The Sabbath was institutionalized in Judaism to enable this quality of rest and communion with the divine to become obvious, real, and a part of Jewish life. When the Jews finally settled on a seven-day week ending in the Sabbath to make people self-conscious about the rhythm of life, they numbered the other days with reference to the Sabbath. So Monday was the second day after Sabbath, Thursday was the fifth day after the Sabbath, and so on. Then once the Sabbath, with its human yearning and its sense of communion with the ultimate, was defined, once it became the liturgical center of life, then the tradition of how it was to be observed developed. Finally the observance distorted the meaning, and rigidity set in. The Sabbath of my youth, thus, became obvious and apparent, but the Sabbath of my youth is not the Sabbath of God. When we look deeply enough we discover that every people needs a Sabbath, a day of withdrawal from life’s normal routines, a day to contemplate the holy self-consciously. I cannot support blue laws on the basis of some supposed biblical injunction against working on Sunday, for there is no such injunction. I am thus a cause of despair to certain local lawmakers and certain fundamentalist clergy. But I can support blue laws on a psychological and a spiritual basis. People need the rhythm of work and rest, and people need a time set aside for worship and for searching within for life’s holiest dimension. It is that element of the Jewish Sabbath which is and must be a part of the Christian Sunday, and this is essential, I believe, for the emotional health and well-being of human life and for our spiritual maturity.

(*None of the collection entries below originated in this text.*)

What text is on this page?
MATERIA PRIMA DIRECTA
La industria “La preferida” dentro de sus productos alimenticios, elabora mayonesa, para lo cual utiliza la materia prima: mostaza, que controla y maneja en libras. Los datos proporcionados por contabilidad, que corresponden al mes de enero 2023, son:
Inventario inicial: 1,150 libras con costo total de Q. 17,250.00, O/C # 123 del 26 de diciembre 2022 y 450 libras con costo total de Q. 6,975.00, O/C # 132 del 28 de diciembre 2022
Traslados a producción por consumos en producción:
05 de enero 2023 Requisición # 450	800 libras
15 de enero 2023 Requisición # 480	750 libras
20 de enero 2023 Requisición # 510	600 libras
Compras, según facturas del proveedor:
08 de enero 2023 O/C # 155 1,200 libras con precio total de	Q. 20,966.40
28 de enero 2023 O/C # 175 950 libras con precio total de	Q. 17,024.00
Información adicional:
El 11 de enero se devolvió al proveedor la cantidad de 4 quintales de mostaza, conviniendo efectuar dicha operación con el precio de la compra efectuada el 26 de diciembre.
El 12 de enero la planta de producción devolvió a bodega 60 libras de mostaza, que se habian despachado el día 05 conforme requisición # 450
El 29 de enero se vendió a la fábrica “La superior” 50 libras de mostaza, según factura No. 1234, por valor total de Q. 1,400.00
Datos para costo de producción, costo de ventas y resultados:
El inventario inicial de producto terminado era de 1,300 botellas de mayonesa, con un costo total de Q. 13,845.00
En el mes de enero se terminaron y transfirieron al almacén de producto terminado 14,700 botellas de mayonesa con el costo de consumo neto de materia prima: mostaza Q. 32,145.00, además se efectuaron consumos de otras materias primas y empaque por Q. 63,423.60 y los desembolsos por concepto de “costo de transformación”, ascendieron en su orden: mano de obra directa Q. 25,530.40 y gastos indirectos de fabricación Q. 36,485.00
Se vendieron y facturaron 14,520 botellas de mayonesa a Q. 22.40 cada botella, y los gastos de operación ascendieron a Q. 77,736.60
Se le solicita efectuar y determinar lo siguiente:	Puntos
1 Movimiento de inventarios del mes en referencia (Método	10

The Jews understood that rest and withdrawal were rights guaranteed to all of life by their creator, hence, these were written into their holy Law. These were not privileges acquired but rights which could not be abrogated. In their observance is a clue to the meaning of life.

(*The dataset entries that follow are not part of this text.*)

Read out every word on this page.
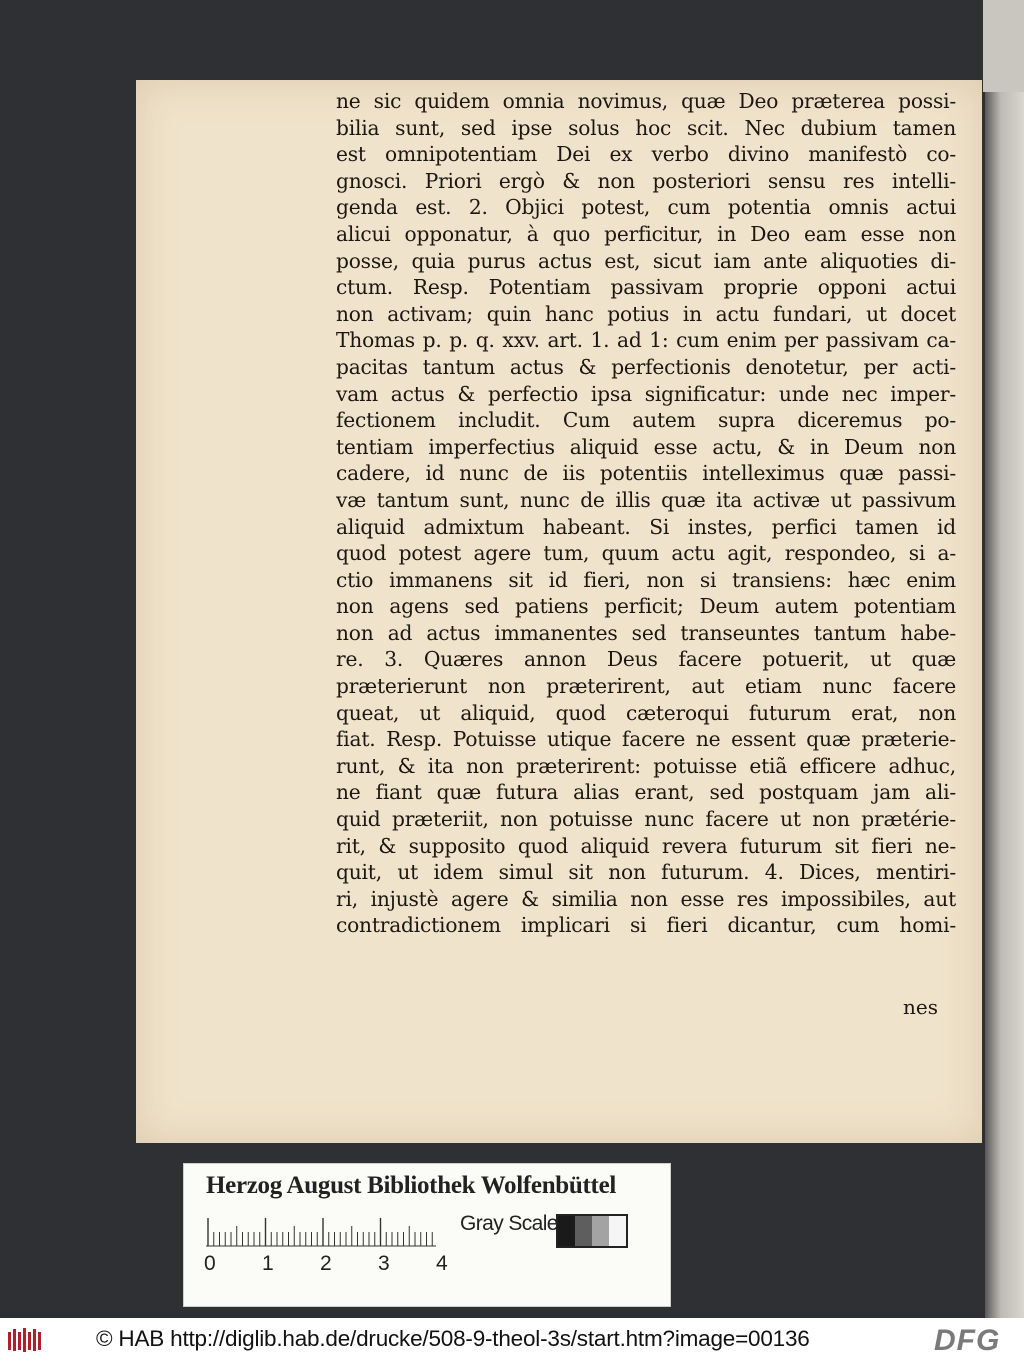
ne sic quidem omnia novimus, quæ Deo præterea possi-
bilia sunt, sed ipse solus hoc scit. Nec dubium tamen
est omnipotentiam Dei ex verbo divino manifestò co-
gnosci. Priori ergò & non posteriori sensu res intelli-
genda est. 2. Objici potest, cum potentia omnis actui
alicui opponatur, à quo perficitur, in Deo eam esse non
posse, quia purus actus est, sicut iam ante aliquoties di-
ctum. Resp. Potentiam passivam proprie opponi actui
non activam; quin hanc potius in actu fundari, ut docet
Thomas p. p. q. xxv. art. 1. ad 1: cum enim per passivam ca-
pacitas tantum actus & perfectionis denotetur, per acti-
vam actus & perfectio ipsa significatur: unde nec imper-
fectionem includit. Cum autem supra diceremus po-
tentiam imperfectius aliquid esse actu, & in Deum non
cadere, id nunc de iis potentiis intelleximus quæ passi-
væ tantum sunt, nunc de illis quæ ita activæ ut passivum
aliquid admixtum habeant. Si instes, perfici tamen id
quod potest agere tum, quum actu agit, respondeo, si a-
ctio immanens sit id fieri, non si transiens: hæc enim
non agens sed patiens perficit; Deum autem potentiam
non ad actus immanentes sed transeuntes tantum habe-
re. 3. Quæres annon Deus facere potuerit, ut quæ
præterierunt non præterirent, aut etiam nunc facere
queat, ut aliquid, quod cæteroqui futurum erat, non
fiat. Resp. Potuisse utique facere ne essent quæ præterie-
runt, & ita non præterirent: potuisse etiã efficere adhuc,
ne fiant quæ futura alias erant, sed postquam jam ali-
quid præteriit, non potuisse nunc facere ut non prætérie-
rit, & supposito quod aliquid revera futurum sit fieri ne-
quit, ut idem simul sit non futurum. 4. Dices, mentiri-
ri, injustè agere & similia non esse res impossibiles, aut
contradictionem implicari si fieri dicantur, cum homi-
nes
Herzog August Bibliothek Wolfenbüttel
0 1 2 3 4
Gray Scale
© HAB http://diglib.hab.de/drucke/508-9-theol-3s/start.htm?image=00136	DFG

Finally, the worship that is focused on the Sabbath for Jews and on Sunday for Christians is an attempt to open our eyes to see the holiness of all time. Sabbath in its ultimate sense is not so much a day as an attitude. Jews on Saturday, Christians on Sunday, all celebrate self-consciously in worship the holiness of God in every moment of life. We cannot make life holy until we, by living, become people who are aware of the source of life. We cannot make love real unless we, by loving, reveal ourselves to be in touch with the source of love. We cannot participate in resurrection unless we do so by our caring, our giving, and our sharing in the act of making all life and all time new. That is what lies behind Sabbath.

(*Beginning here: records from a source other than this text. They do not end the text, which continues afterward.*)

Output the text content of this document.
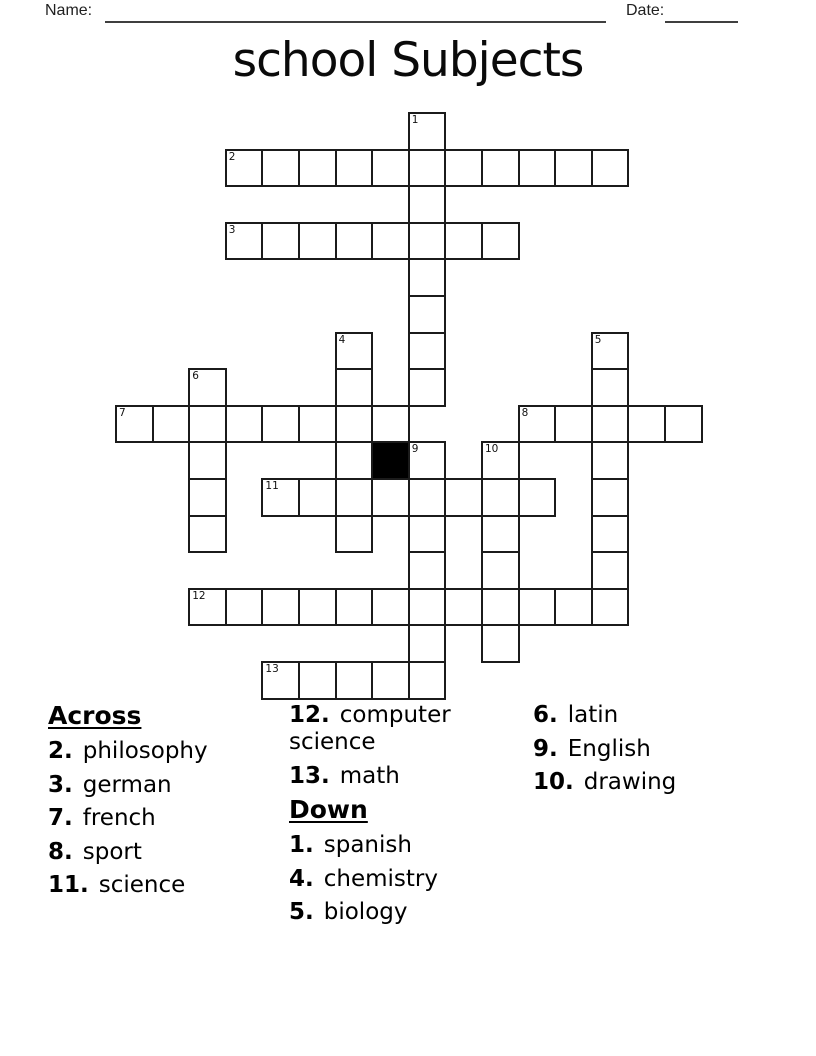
Name:	Date:
school Subjects
1
2
3
4	5
6
7	8
9	10
11
12
13
Across
2. philosophy
3. german
7. french
8. sport
11. science
12. computer science
13. math
Down
1. spanish
4. chemistry
5. biology
6. latin
9. English
10. drawing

All life and all time are experienced as holy. Every experience is a way through which God can be perceived. Our need is to take time to develop eyes that can perceive and hearts that can respond to this understanding of life and worship. This is the ultimate meaning of Sabbath. It is also the ultimate meaning of Sunday. Here and here alone they are one.

Remember then, we are commanded, "Keep holy the Sabbath of God."